Unterwegs in Brandenburg & Berlin

Unterwegs auf der Bierstraße und am Bierpuls der Hauptstadt
Bierkultur zwischen Spreewald, Havelland und Craft-Bier-Metropole


Warum Brandenburg & Berlin zusammengehören

„In Berlin kann man soviel erleben; in Brandenburg soll es wieder Wölfe geben!“ – Rainald Grebes Zeile kennen viele.
Und sie passt gut zu dem, was ich hier zeigen möchte: eine Region, in der Großstadttakt und weitläufige Landschaft, Kreativbiere und Traditionsbrauereien sich ideal ergänzen.

Brandenburg & Berlin gehören zusammen wie:

  • Bier & Brauhaus

  • Bed & Breakfast

  • Hohenzollern & Hauptstadt

Mit den fränkischen Hohenzollern wurden Alt-Kölln und Alt-Berlin im 15. Jahrhundert zum Zentrum der Mark Brandenburg. Heute ist Berlin nicht nur politische Hauptstadt, sondern auch eine der spannendsten Craft-Bier-Metropolen Europas – mit knapp 30 Mikrobrauereien.
Doch wer Berlin kennt, weiß: Das „jwd“ (janz weit draußen) gehört dazu.

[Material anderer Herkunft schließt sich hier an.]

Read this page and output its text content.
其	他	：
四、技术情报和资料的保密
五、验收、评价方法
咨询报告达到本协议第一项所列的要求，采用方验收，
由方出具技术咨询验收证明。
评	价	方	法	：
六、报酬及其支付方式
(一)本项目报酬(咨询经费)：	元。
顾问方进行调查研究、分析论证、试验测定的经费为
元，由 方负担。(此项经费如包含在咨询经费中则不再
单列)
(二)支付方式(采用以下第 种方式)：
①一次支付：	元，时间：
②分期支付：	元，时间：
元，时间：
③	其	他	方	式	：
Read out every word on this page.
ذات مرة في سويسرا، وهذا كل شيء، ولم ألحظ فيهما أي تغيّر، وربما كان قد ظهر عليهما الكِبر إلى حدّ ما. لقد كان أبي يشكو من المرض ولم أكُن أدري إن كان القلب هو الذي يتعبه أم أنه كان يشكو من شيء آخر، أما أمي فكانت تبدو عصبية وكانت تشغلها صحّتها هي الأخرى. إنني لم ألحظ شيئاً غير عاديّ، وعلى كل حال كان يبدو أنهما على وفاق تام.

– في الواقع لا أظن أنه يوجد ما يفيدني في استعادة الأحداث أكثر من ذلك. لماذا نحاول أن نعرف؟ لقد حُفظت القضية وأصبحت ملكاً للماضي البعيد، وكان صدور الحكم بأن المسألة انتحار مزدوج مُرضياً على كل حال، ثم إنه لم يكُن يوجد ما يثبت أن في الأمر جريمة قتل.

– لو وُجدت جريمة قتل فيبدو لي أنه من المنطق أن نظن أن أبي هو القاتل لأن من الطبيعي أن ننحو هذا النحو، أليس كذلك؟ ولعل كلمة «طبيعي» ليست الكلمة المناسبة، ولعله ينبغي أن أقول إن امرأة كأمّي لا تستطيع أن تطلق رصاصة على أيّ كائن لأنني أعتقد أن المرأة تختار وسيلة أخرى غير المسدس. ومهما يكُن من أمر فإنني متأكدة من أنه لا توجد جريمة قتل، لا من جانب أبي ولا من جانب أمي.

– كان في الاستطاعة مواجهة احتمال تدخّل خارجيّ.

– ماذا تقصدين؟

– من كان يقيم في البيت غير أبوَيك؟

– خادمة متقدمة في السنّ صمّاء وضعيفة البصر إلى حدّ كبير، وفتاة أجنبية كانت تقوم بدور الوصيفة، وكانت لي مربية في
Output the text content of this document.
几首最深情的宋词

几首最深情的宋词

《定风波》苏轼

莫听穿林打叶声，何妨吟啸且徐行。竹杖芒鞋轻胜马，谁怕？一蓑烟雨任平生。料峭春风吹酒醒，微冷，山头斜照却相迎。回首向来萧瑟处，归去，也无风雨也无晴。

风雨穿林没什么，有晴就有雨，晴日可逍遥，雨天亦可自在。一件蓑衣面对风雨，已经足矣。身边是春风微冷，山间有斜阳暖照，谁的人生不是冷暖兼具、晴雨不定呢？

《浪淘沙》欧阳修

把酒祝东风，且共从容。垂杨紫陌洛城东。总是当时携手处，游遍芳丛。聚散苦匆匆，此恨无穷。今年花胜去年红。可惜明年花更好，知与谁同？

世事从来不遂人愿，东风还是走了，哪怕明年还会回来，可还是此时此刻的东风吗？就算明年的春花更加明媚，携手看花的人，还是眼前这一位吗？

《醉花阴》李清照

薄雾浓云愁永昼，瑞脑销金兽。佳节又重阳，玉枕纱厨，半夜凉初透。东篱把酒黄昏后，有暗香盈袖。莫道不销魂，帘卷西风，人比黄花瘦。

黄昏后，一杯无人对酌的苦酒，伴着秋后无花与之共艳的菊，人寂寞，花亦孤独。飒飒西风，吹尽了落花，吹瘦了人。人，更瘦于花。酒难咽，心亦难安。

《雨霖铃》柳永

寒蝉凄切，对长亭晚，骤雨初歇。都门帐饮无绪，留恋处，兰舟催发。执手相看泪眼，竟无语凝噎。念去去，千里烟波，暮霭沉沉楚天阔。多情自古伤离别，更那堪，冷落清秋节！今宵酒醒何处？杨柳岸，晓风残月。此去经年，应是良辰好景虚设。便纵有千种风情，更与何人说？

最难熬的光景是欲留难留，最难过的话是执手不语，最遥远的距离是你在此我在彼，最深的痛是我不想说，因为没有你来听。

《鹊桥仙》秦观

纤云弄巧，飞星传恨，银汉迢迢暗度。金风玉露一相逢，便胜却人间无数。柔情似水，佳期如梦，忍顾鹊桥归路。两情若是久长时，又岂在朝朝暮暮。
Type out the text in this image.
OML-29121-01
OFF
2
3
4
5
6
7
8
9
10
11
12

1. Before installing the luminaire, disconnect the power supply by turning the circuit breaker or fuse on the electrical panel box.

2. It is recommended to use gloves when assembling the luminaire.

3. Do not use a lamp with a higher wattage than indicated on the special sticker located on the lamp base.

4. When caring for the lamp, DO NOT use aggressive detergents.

Also beginnen wir dort: draußen, im Land Brandenburg.


Der Süden Brandenburgs – Lausitz, Spreewald und Braukultur

Brandenburg ist flach, weit und ideal zum Radfahren. Die Brandenburger Bierstraße, entwickelt vom Verein der Klein- und Gasthausbrauereien, verbindet Brauereien, Landschaft und regionale Küche.

Finsterwalder Brauhaus – Sängerstadt & Sudkessel

In der Sängerstadtregion steht seit 1997 das Finsterwalder Brauhaus für:

  • unfiltrierte, naturbelassene, spritzige Biere

  • drei Standardsorten plus wechselnde Spezialbiere (Roggenbier, Rauchbier, Bock, Summer Ale)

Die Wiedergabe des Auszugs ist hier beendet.